72 why: Keep local builds, manual archives, script-based notarization, and App
73 Store uploads in a repeatable terminal-first loop.
74
75## Scaffold the app and build loop
76
77For a new Mac app, ask Codex to choose the right scene model first: `WindowGroup`, `Window`, `Settings`, `MenuBarExtra`, or `DocumentGroup`. That keeps the app desktop-native from the first pass instead of growing from an iOS-style `ContentView`.
78
79Keep the execution loop shell-first. For Xcode projects, use `xcodebuild`. For package-first apps, use `swift build` and a project-local `script/build_and_run.sh` wrapper that stops the old process, builds the app, launches the new artifact, and can optionally expose logs or telemetry.
80
81If a pure SwiftPM app is a GUI app, bundle and launch it as a `.app` instead of running the raw executable directly. That avoids missing Dock, activation, and bundle-identity issues during local validation.
82
83## Leverage skills
84
85Add the [Build macOS Apps plugin](https://github.com/openai/plugins/tree/main/plugins/build-macos-apps) once the work gets more desktop-specific. It covers shell-first build and debug loops, SwiftPM app packaging, native SwiftUI scene and window patterns, AppKit interop, unified logging, test triage, and signing/notarization workflows.
86
87To learn more about how to install and use plugins and skills, see the [Codex plugins documentation](https://developers.openai.com/codex/plugins) and [skills documentation](https://developers.openai.com/codex/skills).
88
89## Build desktop-native UI
90
91Prefer Mac conventions over iOS navigation patterns. Use `NavigationSplitView` for sidebar/detail layouts, explicit `Settings` scenes for preferences, toolbars and commands for discoverable actions, and menu bar extras for lightweight always-available utilities.
92
93Use system materials, semantic colors, and standard controls first. Add custom window styling, drag regions, or Liquid Glass surfaces only when the product needs a distinct desktop surface.
94
95If SwiftUI gets close but not all the way there, add the smallest possible AppKit bridge.

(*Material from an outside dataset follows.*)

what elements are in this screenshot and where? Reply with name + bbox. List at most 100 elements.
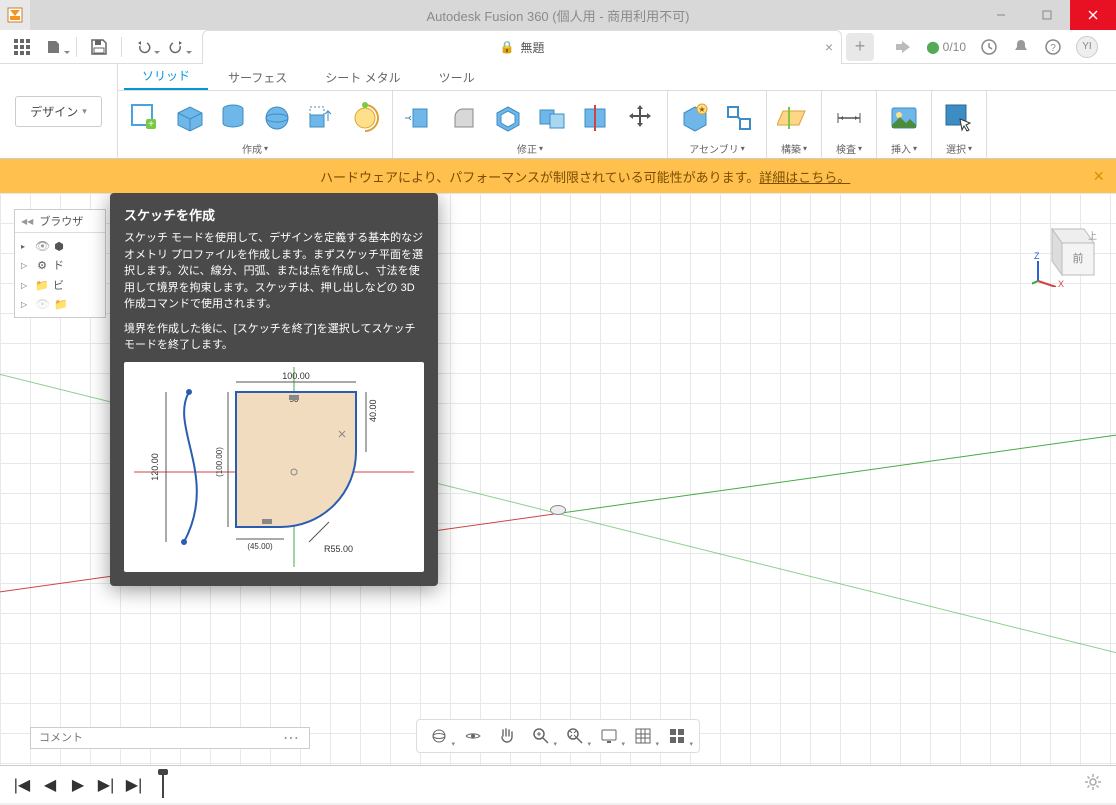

Good examples are open/save panels, first-responder control, menu validation, drag-and-drop edges, and a wrapped `NSView` for one specialized control.
96
97## Debug, test, and prepare for shipping
98
99For runtime behavior, ask Codex to add a few `Logger` events around window opening, sidebar selection, menu commands, or background sync, then verify those events with `log stream` after the app launches.
100
101For failing tests, have Codex run the smallest useful `xcodebuild test` or `swift test` scope first and classify whether the issue is compilation, an assertion failure, a crash, a flake, or an environment/setup problem.
102
103When the work shifts from local iteration to distribution, ask Codex to prepare both a manual archive path in Xcode and a script-based archive and notarization path for repeatable shipping. Have it inspect the app bundle, entitlements, and hardened runtime with `codesign` and `plutil`, and use [App Store Connect CLI](https://asccli.sh/) when you want uploads to stay in the terminal too.
104
105## Example prompt
106
107## Practical tips
108
109### Keep scenes explicit
110
111Model the main window, settings window, utility windows, and menu bar extras as separate scene roots instead of hiding the whole app inside one giant view.
112
113### Let system chrome do more of the work
114
115Before creating custom sidebars, toolbars, or materials, check whether standard SwiftUI scene and window APIs already give you the Mac behavior you want.
116
117### Treat AppKit as a narrow edge
118
119Use `NSViewRepresentable`, `NSViewControllerRepresentable`, or a focused `NSWindow` helper for one missing desktop capability, but keep SwiftUI as the source of truth for selection and app state.
120
121### Validate signing and notarization separately from local build success
122
123A successful local launch does not prove the app is signed or notarization-ready. Keep a manual Xcode archive flow for one-off release checks, add a scripted archive and notarization flow for repeatable distribution, and run `codesign` and `plutil` checks when the task is about shipping, not just local iteration.